En ce qui concerne l’arrêté du 28 novembre 2024 portant assignation à résidence :
9. Il résulte de ce qui a été dit ci-dessus que l’arrêté du 28 novembre 2024 par lequel le préfet des Hauts-de-Seine a assigné Mme A à résidence pour une durée de quarante-cinq jours doit être annulée par voie de conséquence de l’annulation de l’arrêté du même jour par lequel le préfet des Hauts-de-Seine a procédé au retrait de sa carte de résident, l’a obligée à quitter le territoire français sans délai, a fixé le pays de renvoi et l’a interdit de retour sur le territoire français pour une durée de cinq ans.
Sur les conclusions à fin d’injonction :
10. Compte tenu du motif d’annulation retenu, le présent jugement implique nécessairement la restitution à Mme A de sa carte de résident valable du 26 juillet 2022 au 25 juillet 2032. Il y a lieu d’enjoindre au préfet des Hauts-de-Seine d’y procéder et de mettre en œuvre la procédure de retrait de son signalement dans le système d’information Schengen, dans un délai d’un mois à compter de la notification du présent jugement. A ce stade, il n’y a pas lieu d’assortir cette injonction d’une astreinte.

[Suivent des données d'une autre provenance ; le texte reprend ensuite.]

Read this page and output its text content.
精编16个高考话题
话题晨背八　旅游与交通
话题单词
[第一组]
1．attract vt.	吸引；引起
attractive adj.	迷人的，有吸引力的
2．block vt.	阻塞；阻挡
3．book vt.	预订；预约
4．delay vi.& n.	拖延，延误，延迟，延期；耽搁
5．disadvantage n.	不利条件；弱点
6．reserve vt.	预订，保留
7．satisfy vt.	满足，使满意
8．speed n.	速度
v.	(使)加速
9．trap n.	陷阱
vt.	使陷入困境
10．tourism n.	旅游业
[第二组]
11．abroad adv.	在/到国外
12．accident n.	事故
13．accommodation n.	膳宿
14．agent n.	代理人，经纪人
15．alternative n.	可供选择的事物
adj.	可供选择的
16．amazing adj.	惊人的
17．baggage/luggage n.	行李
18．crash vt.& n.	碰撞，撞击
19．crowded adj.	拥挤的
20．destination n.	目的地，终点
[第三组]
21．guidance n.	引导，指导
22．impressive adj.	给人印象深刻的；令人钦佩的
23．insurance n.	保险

11. Il y a lieu d’enjoindre au préfet des Hauts-de-Seine d’ordonner la remise à Mme A de son passeport sans délai. Dans les circonstances de l’espèce, il n’y a pas lieu d’assortir le prononcé de cette injonction d’une astreinte.
Sur les frais du litige :
12. Il y a lieu, dans les circonstances de l’espèce de mettre à la charge de l’État la somme de 1 000 euros à verser à Mme A en application de l’article L. 761-1 du code de justice administrative.
D É C I D E :
Article 1er : Les arrêtés du 28 novembre 2024 par lesquels le préfet des Hauts-de-Seine a retiré la carte de résident de Mme A, l’a obligée à quitter le territoire français sans délai, a fixé le pays de destination, a prononcé à son encontre une interdiction de retour sur le territoire français d’une durée de cinq ans et l’a assignée à résidence dans le département des Hauts-de-Seine, pour une durée de quarante-cinq jours sont annulés.
Article 2 : Il est enjoint au préfet des Hauts-de-Seine restituer à Mme A sa carte de résident valable du 26 juillet 2022 au 25 juillet 2032 et de mettre en œuvre la procédure de retrait de son signalement dans le système d’information Schengen, dans un délai d’un mois à compter de la notification du présent jugement.
Article 3 : Il est enjoint au préfet des Hauts-de-Seine de restituer sans délai à Mme A son passeport.
Article 4: L’État versera la somme de 1 000 euros à Mme A en application de l’article L. 761-1 du code de justice administrative.
Article 5 : Le surplus des conclusions de la requête de Mme A est rejeté.
Article 6 : Le présent jugement sera notifié à Mme B A et au préfet des Hauts-de-Seine.
Rendu public par mise à disposition au greffe le 24 janvier 2025.
La magistrate désignée,
Signé
C. COLINLa greffière,
Signé
Z. BOUAYYADI
La République mande et ordonne au préfet des Hauts-de-Seine en ce qui le concerne, et à tous les commissaires de justice à ce requis en ce qui concerne les voies de droit commun contre les parties privées, de pourvoir à l’exécution de la présente décision.